Saturday, July 11, 2015

Tsipras' Proposal: Who is he kidding?

I was impressed by Tsipras' political maneuver in the bail out negotiations, that I was surprised and shocked by his U-turn. Reading through his proposal, I'm more than disappointed to find nothing new. In other words, the proposal is almost the same as was demanded by the Troika. To make things worse, the parliament jumped in with him, today.

Greece's proposal for EU bail-out aims at attaining a fiscal surplus of 3.5% of GDP by 2018. An ambitious target, nonetheless achievable. However, I strongly doubt if the proposal put forth could ever achieve it. It fails to recognize the driver behind the fundamental problem that led Greece to this debacle in the first place. I'm confident that the creditors are wise, but wants Greece to swallow its one poison, so that they can make bucks of the market.

To start with the proposed VAT reform, Greece aims at taxing restaurants and catering services at 23%. This would mean that franchise outlets like McDonald's and KFC could lose it attraction, pushing the unemployment rate higher, which would only reduce government income. Further, operating business would tend to highly under-report their income, leading to loss of revenue. The proposal, elsewhere, mentions of strengthening the enforcement agencies by criminalizing tax evasion. Won't that increase the overhead cost for tax collection?

The VAT reforms put forth by Greece also aims at reducing tax for theaters whose tax would now stand at 6%. I wonder, why is this preferential treatment to the theaters. First of all, in a tough economy, not many would have enough disposable income to enjoy the comforts of theaters. Second, it would encourage youngsters to look forward to theaters as sustainable sources of employment, which is not the case as one could observe from all over the world.

Another thing in the VAT reforms that I couldn't quite understand is, why the basic food should cost more than the pharmaceuticals? Basic food, along with energy and water, is to be taxed at 13% while pharmaceuticals are to be taxed at 6%. So, is Tsipras encouraging Greece to an unhealthy lifestyle? Or is he favouring the pharmas? This is akin to asking Greece to fall sick as it is cheaper to have medicines than to have food. Would sick population contribute to economy?

Further, the proposal put forth aims at tightening the definition of farmers to bring more people in the tax ambit. However, I think this proposal is made to target either small farmers or large farmers. Who is going to be targeted, we have to wait until Tsipras "defines" who is a farmer? Further reforms to Fiscal structural measures, aims at increasing corporate tax to 28% from 26%. I'm not sure, if Tsipras and his finance minister are in their own perceived state of Greece superiority. While, most of the population is unemployed, the hike in corporate tax would only increase in flight of capital and jobs. Further, those corporations who remain to operate in Greece would not be able to compete globally, again leading to loss of jobs and government revenue. I would like to draw attention to the Laffer Curve on taxation. This study is highly controversial and in some cases disproved. However, I think in the case of Greece, it may hold good as it may encourage foreign investments and corporations to operate from Greece.

The put-forth proposal proposes to provide disincentives for early retirement. However, I think it is infringing upon one's personal rights. Smart youngsters, would most likely take undeclared works and stash the money in some foreign accounts to cash during retirement. Of course, the proposal aims at identifying undeclared works. But how is Tsipras going to make that work? The law enforcement agencies as well as those who undertake those jobs are going to benefit from such works. The former through bribes and the later through additional untaxed income. I think Tsipras and his finance ministers are in the era of "barter system". Now the youth can take jobs from anywhere and earn from anywhere, store their revenue as bitcoins and cash them when they require. How is Tsipras going to address this issue? Ban Internet? Or create an agency to investigate and enforce compliance? Where is he going to pay the overhead cost of setting up the infrastructure from? From more debt?
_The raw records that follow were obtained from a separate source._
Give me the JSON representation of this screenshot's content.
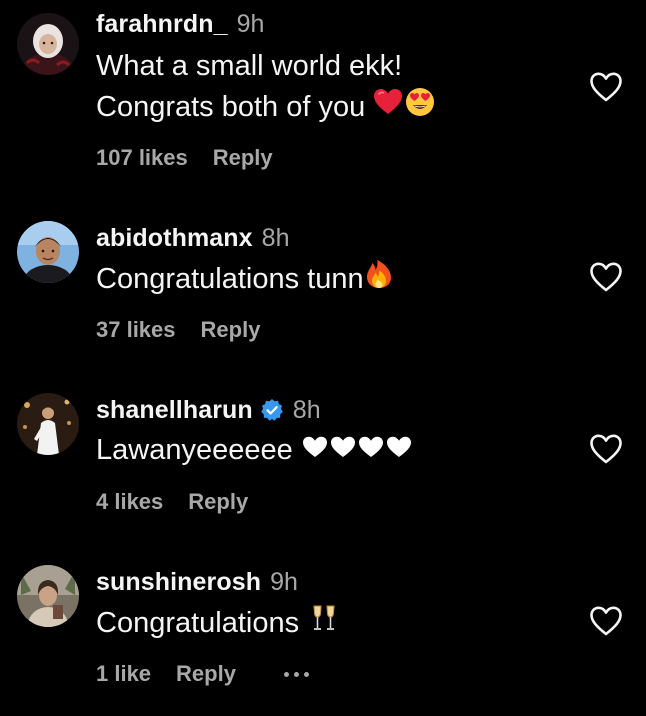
{
  "colors": {
    "background": "#000000",
    "primary_text": "#f5f5f5",
    "secondary_text": "#a8a8a8",
    "verified_blue": "#3897f0",
    "heart_red": "#e8213b"
  },
  "comments": [
    {
      "username": "farahnrdn_",
      "time": "9h",
      "text_lines": [
        "What a small world ekk!",
        "Congrats both of you"
      ],
      "emojis": [
        "red-heart-emoji",
        "heart-eyes-emoji"
      ],
      "likes": "107 likes",
      "reply": "Reply",
      "like_icon": "heart-outline-icon"
    },
    {
      "username": "abidothmanx",
      "time": "8h",
      "text_lines": [
        "Congratulations tunn"
      ],
      "emojis": [
        "fire-emoji"
      ],
      "likes": "37 likes",
      "reply": "Reply",
      "like_icon": "heart-outline-icon"
    },
    {
      "username": "shanellharun",
      "verified": true,
      "time": "8h",
      "text_lines": [
        "Lawanyeeeeee"
      ],
      "emojis": [
        "black-heart-emoji",
        "black-heart-emoji",
        "black-heart-emoji",
        "black-heart-emoji"
      ],
      "likes": "4 likes",
      "reply": "Reply",
      "like_icon": "heart-outline-icon"
    },
    {
      "username": "sunshinerosh",
      "time": "9h",
      "text_lines": [
        "Congratulations"
      ],
      "emojis": [
        "champagne-glasses-emoji"
      ],
      "likes": "1 like",
      "reply": "Reply",
      "more_icon": "more-options-icon",
      "like_icon": "heart-outline-icon"
    }
  ]
}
The proposal also aims to hire more managers to make the system efficient. Even the Tories in Canada do the same. At least they have a hidden agenda, their meaning for efficiency is shutting down services and cutting federal jobs. So, does Tsipras have the same in his mind? If so, unlike Canada, Greece unemployment will rise leading to social and economic backlash. Is he prepared to deal with that? More importantly, does he have enough money (required to pay severance, unemployment benefits, etc.) to deal with that?

The proposal aims at adjusting zonal property taxes, preventing fuel smuggling, etc., but fails to provide any incentives to encourage declaration of true income, increase employment, attractive industries, attract foreign investments and lacks a sustainable path to compete in global market. At the most the proposed measures would aggravate Greece's debt and unemployment crisis. Grexit may have been a better alternative.

It seems Tsipras out maneuvered not only the EU but also successfully fooled the Greece electorate.